How to use the stair machine in the most standard and correct way

I believe everyone is familiar with stair machines. Stair machines are as common machines as treadmills, and both of these machines allow people to exercise well indoors. You may still not understand how to use the stair machine. Next, let’s learn how to use the stair machine.

Stair machine

How to use the stair machine

The method of using the stair machine for exercise is very simple. Just step on the pedal and alternate your feet twice, and the machine will will be displayed automatically. Then, just enter the resistance value according to the training purpose. If you just want to lose fat, you can adjust the resistance to 8-12. Keeping the time at 30-40 minutes will achieve a good fat loss effect. Keep the heart rate between 130-140/minute.
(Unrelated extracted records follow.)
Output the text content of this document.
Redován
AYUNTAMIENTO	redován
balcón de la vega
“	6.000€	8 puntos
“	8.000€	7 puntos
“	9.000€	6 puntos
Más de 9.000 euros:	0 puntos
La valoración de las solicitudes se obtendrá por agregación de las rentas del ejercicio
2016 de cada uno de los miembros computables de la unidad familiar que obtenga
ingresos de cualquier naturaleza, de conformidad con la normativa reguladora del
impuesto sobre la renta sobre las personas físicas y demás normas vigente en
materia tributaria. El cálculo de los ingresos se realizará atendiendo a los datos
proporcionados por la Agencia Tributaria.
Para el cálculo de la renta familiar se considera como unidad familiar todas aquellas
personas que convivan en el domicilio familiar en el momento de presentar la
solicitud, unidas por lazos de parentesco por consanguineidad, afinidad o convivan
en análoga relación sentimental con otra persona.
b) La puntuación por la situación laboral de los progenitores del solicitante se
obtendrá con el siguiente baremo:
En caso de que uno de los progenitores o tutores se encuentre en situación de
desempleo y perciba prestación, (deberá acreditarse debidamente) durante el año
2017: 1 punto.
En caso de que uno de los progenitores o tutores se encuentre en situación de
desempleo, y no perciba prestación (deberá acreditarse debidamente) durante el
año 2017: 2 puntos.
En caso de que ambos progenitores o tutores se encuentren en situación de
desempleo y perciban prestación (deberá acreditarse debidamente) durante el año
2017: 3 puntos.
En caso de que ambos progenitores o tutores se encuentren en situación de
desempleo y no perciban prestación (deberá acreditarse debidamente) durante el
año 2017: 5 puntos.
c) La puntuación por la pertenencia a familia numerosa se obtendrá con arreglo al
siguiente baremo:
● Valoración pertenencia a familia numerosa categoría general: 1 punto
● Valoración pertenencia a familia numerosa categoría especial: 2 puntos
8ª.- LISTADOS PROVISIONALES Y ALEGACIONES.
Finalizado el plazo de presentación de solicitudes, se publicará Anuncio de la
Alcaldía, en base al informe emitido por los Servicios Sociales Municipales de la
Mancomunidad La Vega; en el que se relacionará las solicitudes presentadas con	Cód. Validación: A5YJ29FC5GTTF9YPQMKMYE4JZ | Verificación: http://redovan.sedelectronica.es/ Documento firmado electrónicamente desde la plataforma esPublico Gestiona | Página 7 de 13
If you want to improve your cardiopulmonary skills, adjust the resistance to 6-8 and persist for 20 minutes, and you will have good results. Keep the heart rate between 100-120/minute.

Correct posture when exercising on a stair machine

1. Hold the bar lightly with your hands

When exercising on a stair machine, you can gently hold the bar with your hands. . If you just need a better balance, you can just touch the bar with your fingers.

If you can let go of your hands and let them hang naturally on both sides of the body after adapting to the exercise of the stair machine, it can not only strengthen the cardiopulmonary function, but also enhance the body's balance ability. Of course, this is to ensure that You can only do it if you can maintain your balance and not fall down.

2. Keep your body upright

Keep your body in a standing position. You can lean forward slightly, but you cannot bend your back, and your body cannot tilt left or right. Your shoulders should be relaxed and your shoulders should be relaxed. Clamp back slightly and tighten your abdomen.

 3. Keep the step length consistent

When using the stair machine to exercise, make sure the step length is consistent each time, and neither too long nor too short. A stride length that is too long can easily cause damage to the leg muscles and joints, while a stride length that is too short will reduce energy consumption and compromise the exercise effect.

4. Place the entire sole of the foot on the pedal

When using the stair machine, try to place the entire sole of the foot on the pedal. If you use the toes, the calf muscles will move faster fatigue. And when the soles of the feet land, it is best to land with the mid-feet to cushion the impact on the legs.

5. Adjust the appropriate slope

When using the stair machine for exercise, you do not need to increase the speed. As long as you adjust the slope appropriately, you can increase the exercise effect. When you first start exercising, you canStart exercising with a smaller slope, such as 15 degrees or 16 degrees, and gradually increase the slope gradually.

6. Observe changes in heart rate

When exercising, be sure to observe changes in your heart rate at any time to keep your exercise in the aerobic zone for the best exercise effect. The calculation formula of aerobic zone is as follows: aerobic exercise heart rate = (220-age) × (60%-85%).